Number 03142, as the DEC wildlife biologists call him, is a symbol of success in conservation. In the 1970s, the state had just one remaining unproductive bald eagle nest, on Hemlock Lake in Livingston County.

Following a national ban on the chemical pesticide, DDT, which weakened the eagle’s eggs so they wouldn’t hatch, and prohibitions against killing bald eagles, New York started a restoration project in 1976.

Over the next five years, 23 fledgling bald eagles from Montezuma National Wildlife Refuge in Minnesota were released in New York. Number 03142 was one of them; he was banded in 1977 and he began nesting in 1981 at Hemlock Lake where he became a father to many eaglets over the course of three decades. The resident male of the state’s last native pair of eaglets at Hemlock Lake was found shot to death n 1980.

But the hacked, or transplanted, eagles flourished in New York and today the state supports 350 pairs of nesting bald eagles.

But the restoration of one species is just the beginning of work that needs to be done. A State Wildlife Action Plan, meant to protect rare and declining wildlife species, is now available for public comment. The 10-year plan identifies 366 Species of Greatest Conservation Need in New York — from the big, like the moose, to the small, like the barrens buckmoth.

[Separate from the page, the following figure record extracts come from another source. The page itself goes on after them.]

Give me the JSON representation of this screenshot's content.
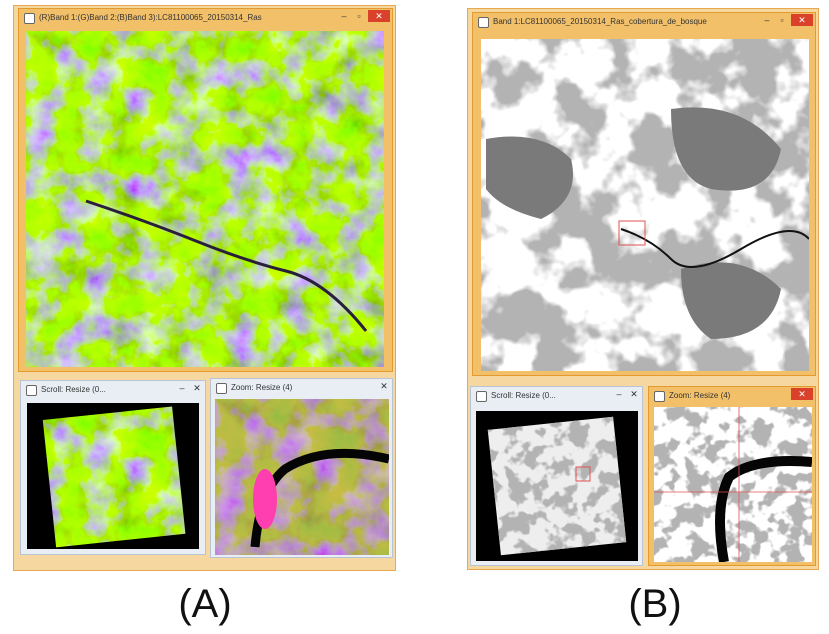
{
  "panels": [
    {
      "label": "(A)",
      "main_window": {
        "title": "(R)Band 1:(G)Band 2:(B)Band 3):LC81100065_20150314_Ras"
      },
      "scroll_window": {
        "title": "Scroll: Resize (0..."
      },
      "zoom_window": {
        "title": "Zoom: Resize (4)"
      }
    },
    {
      "label": "(B)",
      "main_window": {
        "title": "Band 1:LC81100065_20150314_Ras_cobertura_de_bosque"
      },
      "scroll_window": {
        "title": "Scroll: Resize (0..."
      },
      "zoom_window": {
        "title": "Zoom: Resize (4)"
      }
    }
  ]
}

We can make a difference, right here in our state, if we put the sort of energy that went into criticizing a yearbook ad into preserving habitats that will keep more species from extinction. Except for harm done by illegal poachers, most of the giraffes in Africa are closely protected with hunting allowed only where it will help the herd.

A local symbol comes to mind — a fragile and fluttering blue symbol — which brings us back to where we started, with our choice to run a front-page story on Dr. Fiero’s students learning about the Karner blue butterfly.

Over the years, his students have not only learned an appreciation for the natural world and their place in it, they have done hands-on work in the Pine Bush Preserve, girdling aspens, and invasive species, so lupine essential to the Karner blue, can flourish. His students have also worked on artificial rearing of the butterflies, and they’ve encouraged community visitors to their summertime Butterfly Station to put native plants in their yards and gardens.

When Dr. Fiero started bringing his students to the Pine Bush Preserve 20 years ago, the butterflies numbered in the hundreds. “Now,” he said, “they’re in the thousands.”

Let us seek to understand rather than condemn, and to put our energies to productive use.